As investors look for ways to combat uncertainty in their portfolio, one idea is to beef it up with dividend income from dividend stocks. Investing in Walmart (WMT -0.08%), an enduring big-box retailer and grocery store that prides itself on low prices, is one way to do this amid a difficult economic backdrop.

Highlighting Walmart's resilience, its dividend has been around for decades. Even better, the company has increased this dividend every year for 50 years in a row. As investors look for high-quality dividend stocks to add to their portfolio, here are three reasons why Walmart stock should be a top consideration.

1. Dividend growth

Walmart reminded investors of its strong balance sheet and cash flow late last month when it announced its latest dividend increase. The company said it was increasing its quarterly dividend by 2% to $0.57, or $2.28 annually. This cash payout gives Walmart a dividend yield of about 1.6% at the time of this writing.

While this dividend yield isn't particularly high, its attractiveness to investors is its consistency. Five decades of annual dividend increases show how well this company has been able to deliver for investors despite facing a wide range of challenges and economic cycles.

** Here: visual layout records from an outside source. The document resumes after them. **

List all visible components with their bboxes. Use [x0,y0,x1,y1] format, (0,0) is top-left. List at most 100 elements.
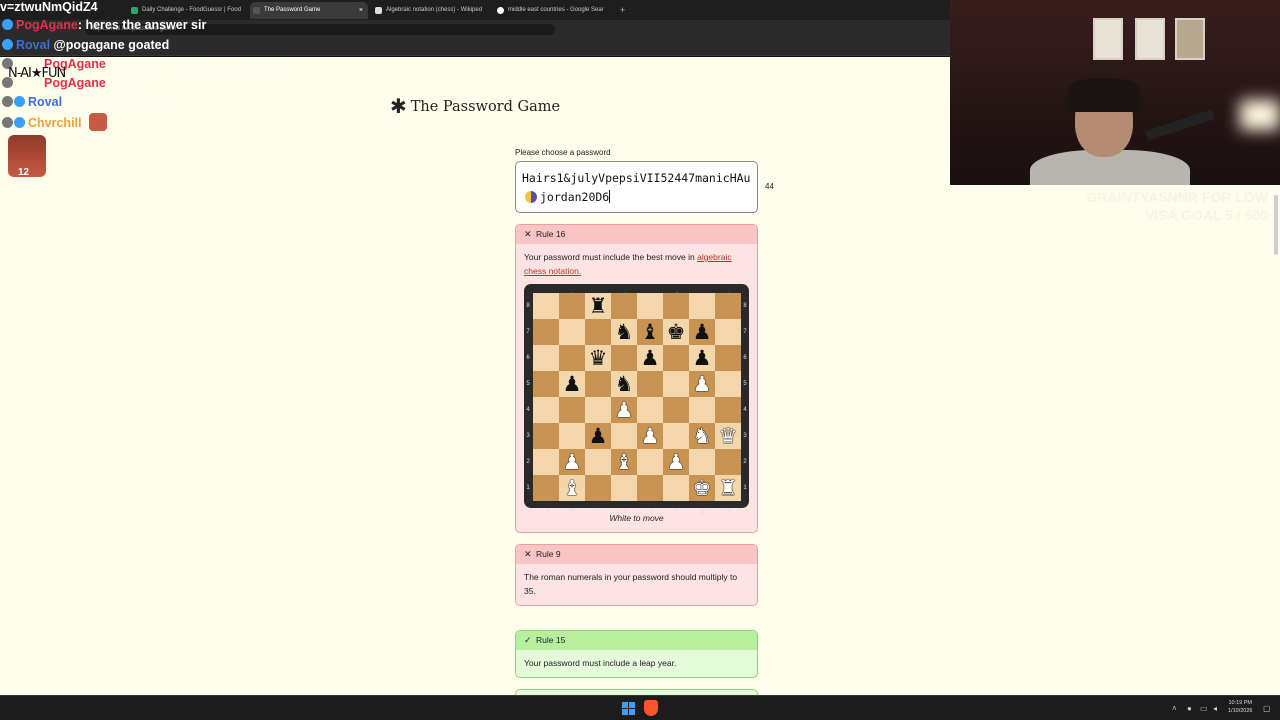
board-caption: White to move [609,513,664,523]
board-square-b4 [559,397,585,423]
board-square-h4 [715,397,741,423]
page-right-area [950,185,1280,695]
board-square-b6 [559,345,585,371]
board-square-f8 [663,293,689,319]
board-square-c3: ♟ [585,423,611,449]
webcam-feed [950,0,1280,185]
rule-title: Rule 15 [536,635,566,645]
sub-badge-icon [14,117,25,128]
rule-header: ✓ Rule 15 [516,631,757,650]
google-favicon-icon [497,7,504,14]
neal-fun-logo-text: N-AI★FUN [8,66,66,81]
close-tab-icon[interactable]: × [359,2,363,19]
tab-google-search[interactable]: middle east countries - Google Sear [494,2,614,19]
scrollbar[interactable] [1274,195,1278,255]
board-square-f1 [663,475,689,501]
white-rook-icon: ♜ [718,476,738,500]
rank-label: 7 [743,329,747,335]
rule-15-card: ✓ Rule 15 Your password must include a l… [515,630,758,678]
board-square-h5 [715,371,741,397]
clock-time: 10:19 PM [1228,700,1252,706]
emote-count: 12 [18,167,30,178]
brave-icon[interactable] [644,700,658,716]
board-square-d6 [611,345,637,371]
password-label: Please choose a password [515,148,611,157]
sub-badge-icon [2,19,13,30]
black-pawn-icon: ♟ [692,346,712,370]
notification-icon[interactable]: ▢ [1263,696,1271,720]
board-square-d4: ♟ [611,397,637,423]
taskbar: ˄ ● ▭ ◂ 10:19 PM 1/10/2026 ▢ [0,695,1280,720]
windows-start-icon[interactable] [622,702,635,715]
network-icon[interactable]: ▭ [1200,696,1208,720]
rule-header: ✕ Rule 9 [516,545,757,564]
wall-art [1175,18,1205,60]
text-caret [609,190,611,203]
rule-description: Your password must include the best move… [516,244,757,285]
mic-icon[interactable]: ● [1187,696,1192,720]
chat-message: Roval: uncultured swine [2,94,172,110]
black-queen-icon: ♛ [588,346,608,370]
system-clock[interactable]: 10:19 PM 1/10/2026 [1228,699,1252,715]
rank-label: 5 [526,381,530,387]
black-pawn-icon: ♟ [588,424,608,448]
password-input[interactable]: Hairs1&julyVpepsiVII52447manicHAu jordan2… [515,161,758,213]
board-square-g7: ♟ [689,319,715,345]
chat-username: Roval [28,95,63,109]
white-king-icon: ♚ [692,476,712,500]
speaker-icon[interactable]: ◂ [1213,696,1217,720]
fail-x-icon: ✕ [524,229,532,239]
overlay-line: VISA GOAL 5 / 500 [1145,207,1268,223]
board-square-a7 [533,319,559,345]
chat-username: Roval [16,38,51,52]
asterisk-icon: ✱ [389,94,407,118]
rank-label: 5 [743,381,747,387]
board-square-g1: ♚ [689,475,715,501]
board-square-b1: ♝ [559,475,585,501]
chat-text: : fuck [105,76,140,90]
fail-x-icon: ✕ [524,549,532,559]
rule-9-card: ✕ Rule 9 The roman numerals in your pass… [515,544,758,606]
board-square-c4 [585,397,611,423]
white-bishop-icon: ♝ [562,476,582,500]
board-square-a1 [533,475,559,501]
moon-phase-emoji-icon [525,191,537,203]
board-square-f5 [663,371,689,397]
wall-art [1135,18,1165,60]
board-square-c8: ♜ [585,293,611,319]
white-bishop-icon: ♝ [614,450,634,474]
board-square-a3 [533,423,559,449]
rank-label: 6 [743,355,747,361]
board-square-e6: ♟ [637,345,663,371]
board-square-d7: ♞ [611,319,637,345]
streamer-hair [1068,78,1140,112]
board-square-f4 [663,397,689,423]
rule-header: ✕ Rule 16 [516,225,757,244]
rank-label: 3 [743,433,747,439]
board-square-c6: ♛ [585,345,611,371]
chess-board: abcdefgh abcdefgh 87654321 87654321 ♜♞♝♚… [524,284,749,515]
pass-check-icon: ✓ [524,635,532,645]
board-square-a2 [533,449,559,475]
board-square-c2 [585,449,611,475]
tab-wikipedia[interactable]: Algebraic notation (chess) - Wikiped [372,2,490,19]
file-labels-bottom: abcdefgh [534,500,742,515]
rule-16-card: ✕ Rule 16 Your password must include the… [515,224,758,533]
rank-label: 1 [526,485,530,491]
black-rook-icon: ♜ [588,294,608,318]
new-tab-button[interactable]: + [620,2,625,19]
board-square-c7 [585,319,611,345]
password-length-count: 44 [765,182,774,191]
chat-message: Chvrchill: [2,113,108,131]
board-square-a6 [533,345,559,371]
chevron-up-icon[interactable]: ˄ [1172,696,1177,720]
overlay-line: GRAINTYASNNR FOR LOW [1086,189,1268,205]
board-square-h3: ♛ [715,423,741,449]
sub-badge-icon [2,117,13,128]
tab-label: middle east countries - Google Sear [508,7,604,13]
board-square-b5: ♟ [559,371,585,397]
rule-text: Your password must include the best move… [524,252,698,262]
board-square-e2 [637,449,663,475]
black-pawn-icon: ♟ [562,372,582,396]
sub-badge-icon [2,39,13,50]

Walmart's first dividend of this increased amount is payable on April 3 to shareholders of record on March 17.

2. A low payout ratio

It's also worth noting that Walmart is only paying out about half of its earnings in dividends. Specifically, the grocer has a payout ratio of 52%. A payout ratio this conservative means the company has plenty of room to increase its dividend in the future -- even if Walmart's earnings don't grow from here.

However, it's worth noting that analysts do expect Walmart's earnings to grow in the coming years. On average, analysts forecast an average annualized growth rate in earnings per share over the next four years of about 4% for the company. 

3. A durable business

The best part of Walmart's dividend, however, is the durability of its underlying business. Walmart was founded in 1962 and continues to grow its top line at meaningful rates even today. Consider that the company's same-store sales in the U.S. increased 8.3% year over year (excluding fuel sales) in the most recent quarter. Sales growth at its membership-based wholesale business, Sam's Club, rose 12.2% year over year -- and membership increased by 7.1%. Adjusted operating income for the period rose 6.9% year over year to $6.4 billion.

In other words, size has not been a limiting factor for Walmart. If anything, it has developed into a key strength. It gives the company greater scale, enabling it to offer low prices to its customers and keep them coming back. Further, these results demonstrate how Walmart has been able to grow rapidly even in this uncertain environment.

Walmart's long history of dividend increases, a low payout ratio, and its durable business combine to make the company's shares look like a solid option for income investors to consider as a small part of their overall portfolio.